結局、いつもお邪魔する際、たびたび立ち寄ることがある実家近くの薬局へ向かうことに。
そして、これまでも心ばかりの品としてお渡ししている、代わり映えのしない膝・関節痛に効くとされる医薬品を購入したのでした。
名の知れた俳優がテレビCFで出演している、あれです…。
サプライズとはほど遠い贈物になってしまいました。

お義母さんの悩みは、膝痛と高血圧-。
高血圧の方はかかりつけ医にお任せして、膝痛だけでも少しはよくなればと。
膝の痛みは、関節でクッションの役割を果たしている軟骨がすり減ってきているのが原因の1つとされ、骨の構成成分がコンドロイチンで、フカヒレ、スッポンなどに豊富に含まれています。
いつも購入しているのは、他よりコンドロイチンをより多く含有している医薬品というのがウリです。

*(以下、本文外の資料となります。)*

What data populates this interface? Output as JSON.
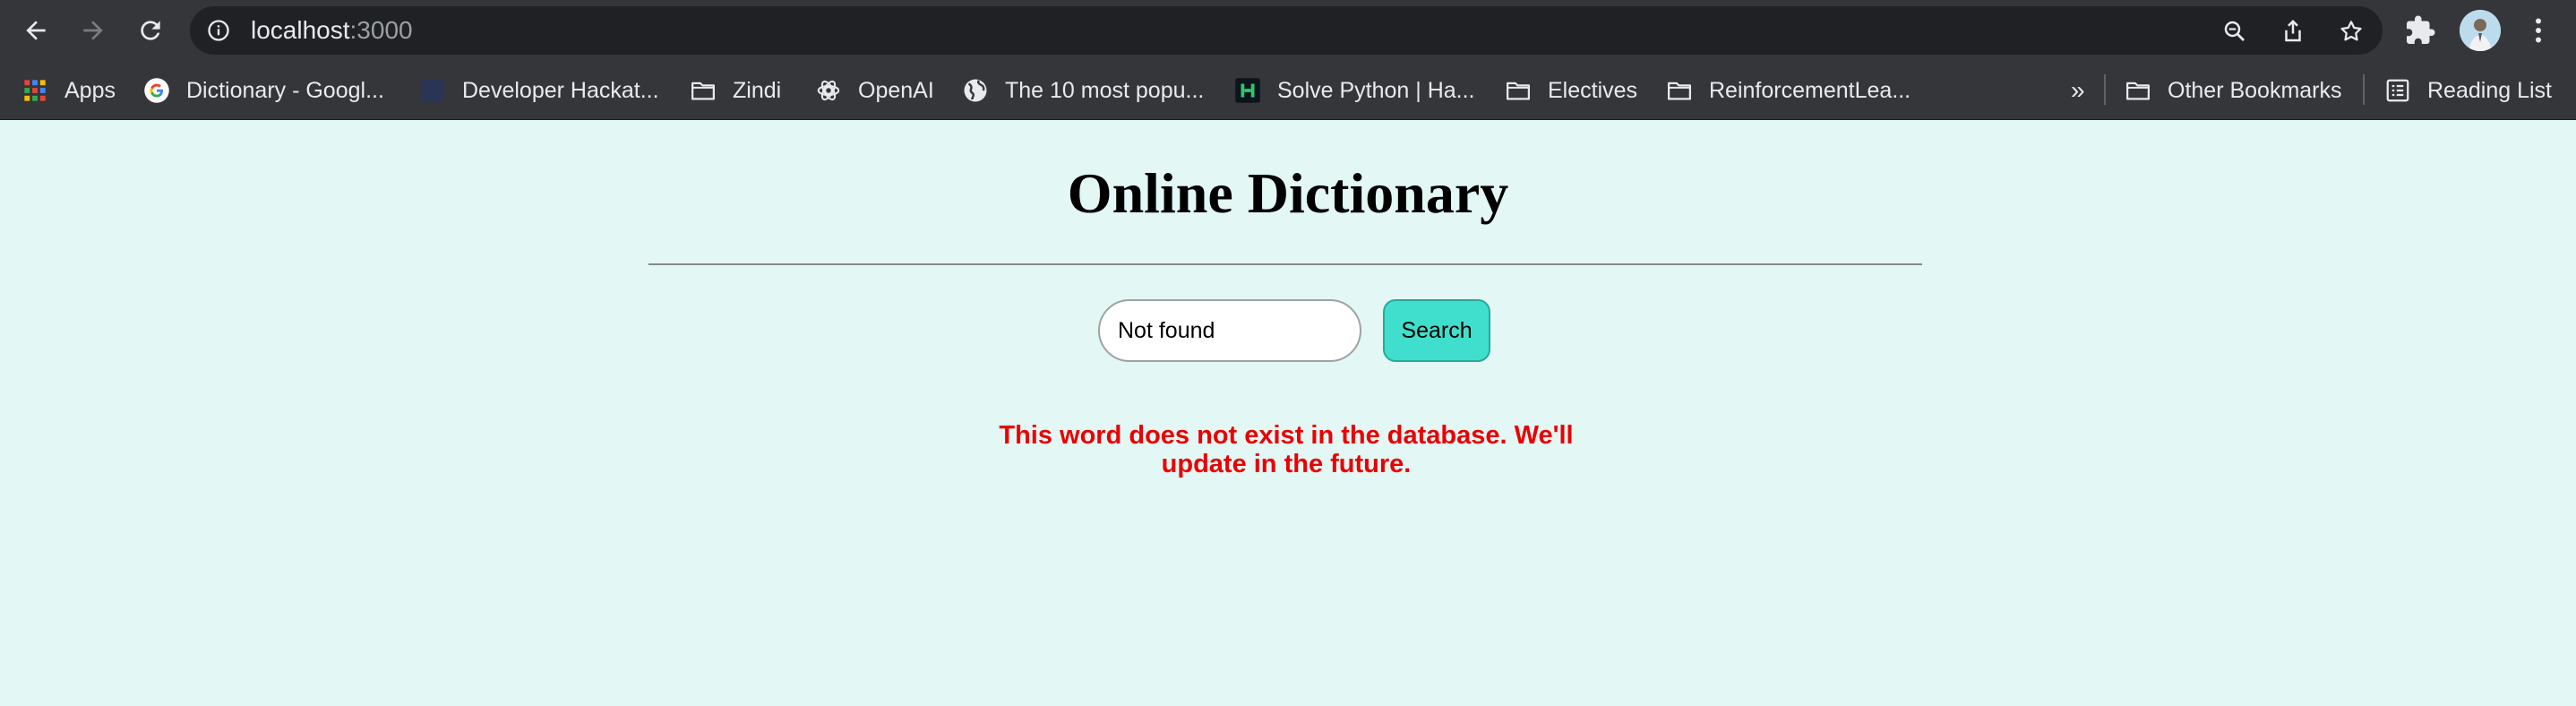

でも、お義母さんの身体能力は衰え知らずで、とても米寿とは信じられないほど。
立ったり座ったりするときに少々難儀するものの、立ち上がってしまえば、とても90歳近い人とは思えないほど動作は軽やかです。
今春、実家にお邪魔した時、妻と私と一緒に近所を30~40分ほど散歩したのですが、杖などはいっさい不要で、歩調はわれわれと同じでスタスタと歩き、その健脚ぶりに驚かされました。

いっそう大切な人に

薬局の後、スーパーにも立ち寄って買い物をした後、実家へ。
玄関を開けると、九州のお義姉さんがすでに到着されていました。
今回の米寿のお祝い会に、はるばる空路入り。
4、5年ぶりの再会の挨拶となりました。

大型台風がちょうど近づいてきていて、その影響を懸念していたのですが、お義姉さんは予定通り移動できたのですが、後を追っていらっしゃるはずだったお義兄さんは、搭乗予定の飛行機が欠航となってしまい、やむなく〝祝賀会〟欠席となってしまいました。

「満88歳を迎えられ、おめでとうございます」
お義母さんに米寿のお祝いの言葉をお伝えすると…
「ありがとうございます」
と、笑顔で応えていただきました。

ご挨拶の後、胡蝶蘭を〝献上〟すると…
「何ともかわいらしい花ねぇ」
珍しい薄黄色の胡蝶蘭を喜んでいただけたようです。
「いつも気を遣ってくれて、ありがとう」
私の膝痛薬にもお気遣の言葉をいただきました。

一昨年実に母をなくし、今年は実父をなくしてしまった私-。
「お義母さん、ますますお元気で!!」
いっそう大切な人となったお義母さんに、今の率直な思いをお伝えしたのでした。